I learned again that God didn’t depend on all my fine gifts and abilities. He needed me to be willing to continue my pilgrimage with Him toward “more.” As we left Sweden, the Lord told my wife that He was leading us to a “richer, wider place in Jesus.” I couldn’t imagine what that could be, but I soon found out.
I began to pastor a small Evangelical Free church with a lovely group of people. It was a short season of only 15 months, but the Lord opened up a whole new world to me through John Wimber and a Signs and Wonders Conference. Hunger for “more” of God and His power to heal and touch people consumed me.
Unfortunately my church didn’t share my enthusiasm. Gradually it edged me out. This time when I lost my job, we also lost our home – the parsonage — and due to many false reports and rumours circulated about the move of God, I lost many friends. It was the most painful of crosses we had yet borne.
But I also had “more” than I ever had had before in Jesus. We then entered a period of 11 years of pastoring and church-planting with the Vineyard, which started with a wonderful season of power accompanied by signs and wonders. But a dryness swept over us by early ‘86. We grew hungrier and hungrier to see God move again. When the report came about Toronto in early ‘94, my elders jumped at the chance to visit. What a time we had! It continued even when we got back. We were overwhelmed with God's grace, mercy and goodness as His presence came upon us even at home.
As the fun began, so did another trip to the cross. Hundreds came to our renewal meetings, even from long distances, but all our visitors seemed to be content for renewal to stay within our four walls. It was a difficult and confusing time. I began to be burned out from the extra meetings. Then our leadership team was hit with serious illnesses of many different types. Some leaders took positions elsewhere. Many church members didn't want to participate in what God was doing.
Our church “grew” as a result from 400 to 200 people. The renown that we had enjoyed at first didn’t seem quite as appealing anymore, and God began to show me that I had to die even to this wonderful outpouring in order to continue on with Him. Finally, I felt God say, “I want you out of here.” With regret I told my board of elders this, and left my “baby” behind.
None of these cross experiences has been easy, but each was necessary to bring me to the next place God had for me. First He had to remove wrong motives, reactions, plans, and attitudes; then He could give me the “more” I had so longed for in my heart.

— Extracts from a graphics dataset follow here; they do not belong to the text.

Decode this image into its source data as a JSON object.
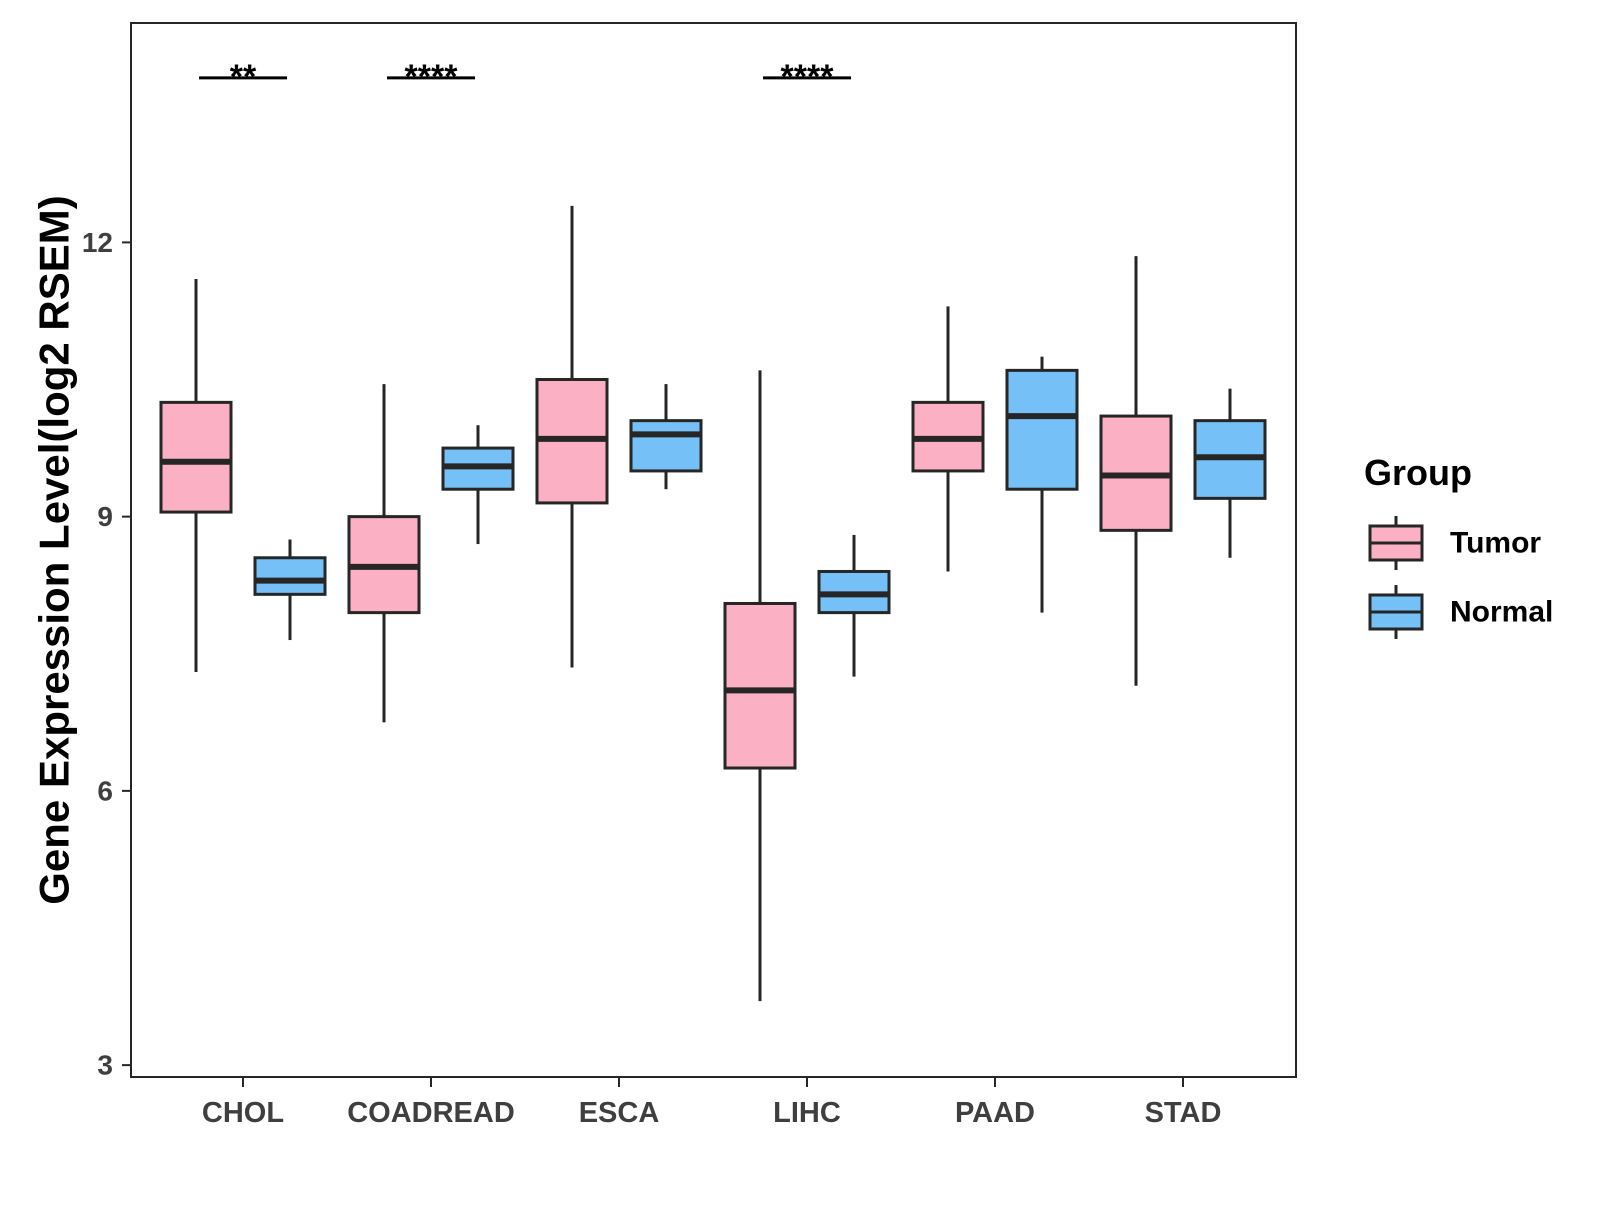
{
  "chart_data": {
    "type": "box",
    "title": "",
    "xlabel": "",
    "ylabel": "Gene Expression Level(log2 RSEM)",
    "ylim": [
      2.87,
      14.4
    ],
    "yticks": [
      3,
      6,
      9,
      12
    ],
    "yticks_labels": [
      "3",
      "6",
      "9",
      "12"
    ],
    "categories": [
      "CHOL",
      "COADREAD",
      "ESCA",
      "LIHC",
      "PAAD",
      "STAD"
    ],
    "legend": {
      "title": "Group",
      "position": "right",
      "entries": [
        "Tumor",
        "Normal"
      ]
    },
    "colors": {
      "Tumor": "#fbb1c3",
      "Normal": "#74c0f7",
      "stroke": "#262626"
    },
    "series": [
      {
        "name": "Tumor",
        "boxes": [
          {
            "category": "CHOL",
            "min": 7.3,
            "q1": 9.05,
            "median": 9.6,
            "q3": 10.25,
            "max": 11.6
          },
          {
            "category": "COADREAD",
            "min": 6.75,
            "q1": 7.95,
            "median": 8.45,
            "q3": 9.0,
            "max": 10.45
          },
          {
            "category": "ESCA",
            "min": 7.35,
            "q1": 9.15,
            "median": 9.85,
            "q3": 10.5,
            "max": 12.4
          },
          {
            "category": "LIHC",
            "min": 3.7,
            "q1": 6.25,
            "median": 7.1,
            "q3": 8.05,
            "max": 10.6
          },
          {
            "category": "PAAD",
            "min": 8.4,
            "q1": 9.5,
            "median": 9.85,
            "q3": 10.25,
            "max": 11.3
          },
          {
            "category": "STAD",
            "min": 7.15,
            "q1": 8.85,
            "median": 9.45,
            "q3": 10.1,
            "max": 11.85
          }
        ]
      },
      {
        "name": "Normal",
        "boxes": [
          {
            "category": "CHOL",
            "min": 7.65,
            "q1": 8.15,
            "median": 8.3,
            "q3": 8.55,
            "max": 8.75
          },
          {
            "category": "COADREAD",
            "min": 8.7,
            "q1": 9.3,
            "median": 9.55,
            "q3": 9.75,
            "max": 10.0
          },
          {
            "category": "ESCA",
            "min": 9.3,
            "q1": 9.5,
            "median": 9.9,
            "q3": 10.05,
            "max": 10.45
          },
          {
            "category": "LIHC",
            "min": 7.25,
            "q1": 7.95,
            "median": 8.15,
            "q3": 8.4,
            "max": 8.8
          },
          {
            "category": "PAAD",
            "min": 7.95,
            "q1": 9.3,
            "median": 10.1,
            "q3": 10.6,
            "max": 10.75
          },
          {
            "category": "STAD",
            "min": 8.55,
            "q1": 9.2,
            "median": 9.65,
            "q3": 10.05,
            "max": 10.4
          }
        ]
      }
    ],
    "annotations": [
      {
        "category": "CHOL",
        "label": "**",
        "y": 13.8
      },
      {
        "category": "COADREAD",
        "label": "****",
        "y": 13.8
      },
      {
        "category": "LIHC",
        "label": "****",
        "y": 13.8
      }
    ]
  }
}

God uses whatever is available — our circumstances, friends, families, national economy, those over us, or those against us as cross experiences. Through these He delivers us from our own agendas and plants us ﬁrmly in His purposes. Jesus could have escaped the cross, but then we would be without salvation. Through each cross experience Jesus begins to reign in us more and more, keeping us moving into the “much more” of God.

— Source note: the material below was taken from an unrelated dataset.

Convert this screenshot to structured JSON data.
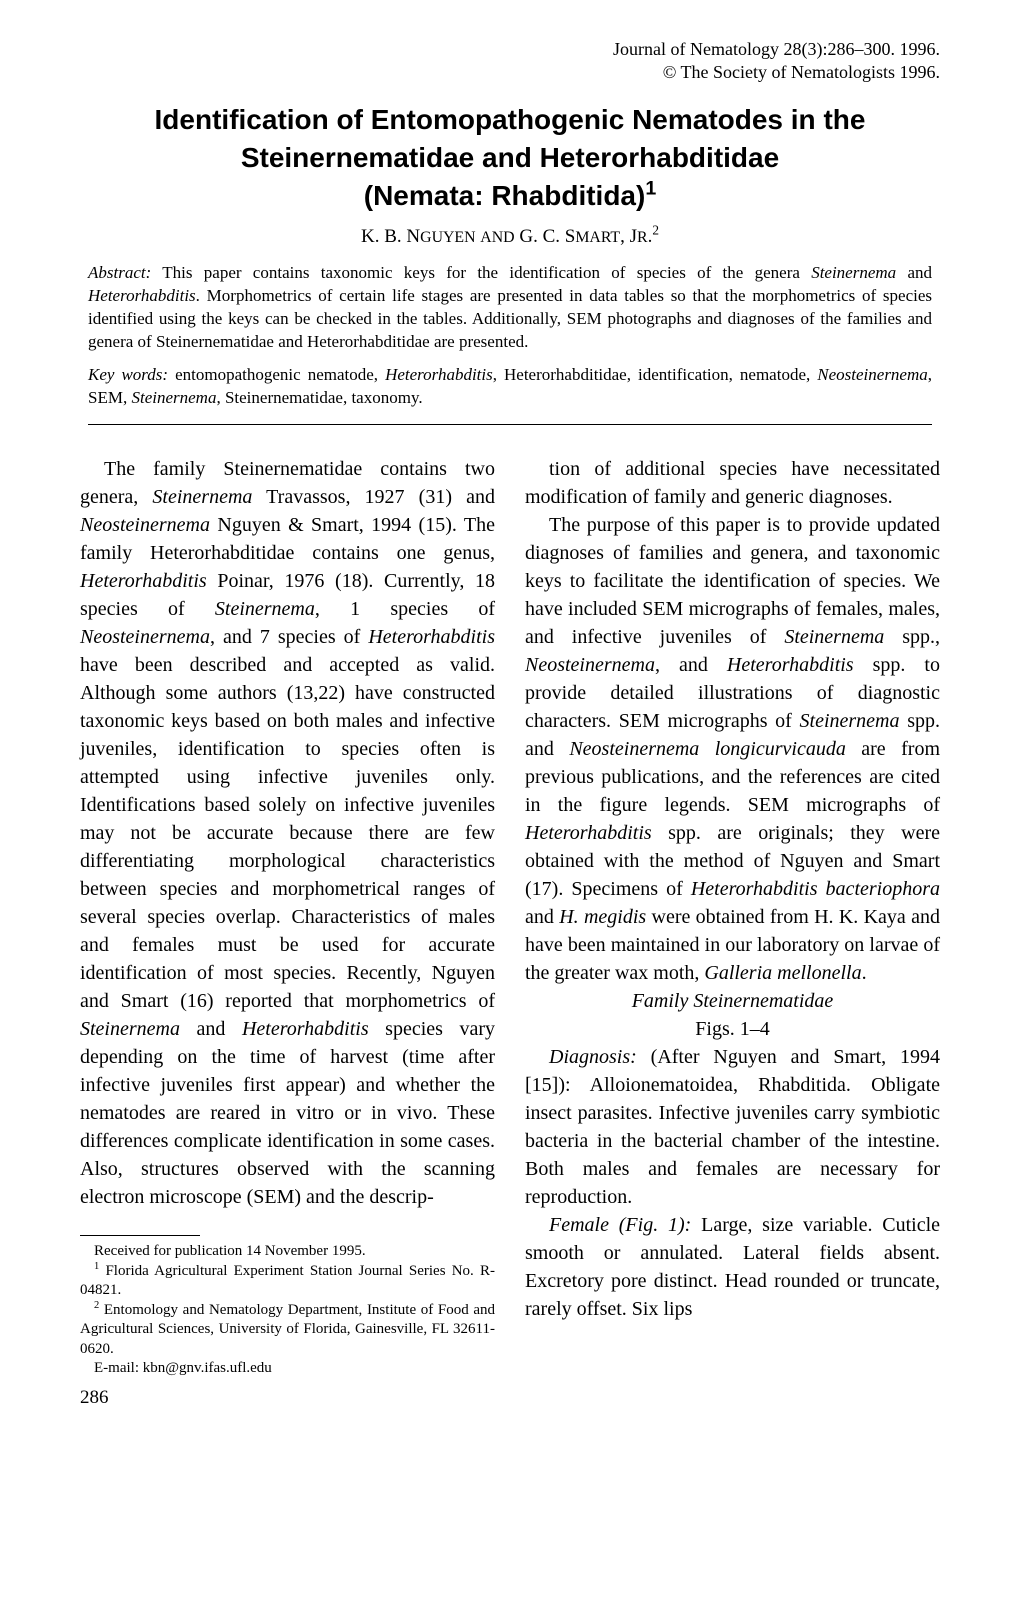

The cross is hard to bear, but it is good news. Every time we cooperate with a cross in our lives, it yields increasing righteousness and the “more” for which our hearts long.
“Our light affliction, which is hurt for a moment, worketh for us afar more exceeding and eternal weight of glory, while we look not at the things which are seen, hut at the things which are not seen: for the things which are seen are temporal, hut the things which are not seen are eternal (2 Cor 4:17-18).”
How much “more” do you want, and how much do you want “more?”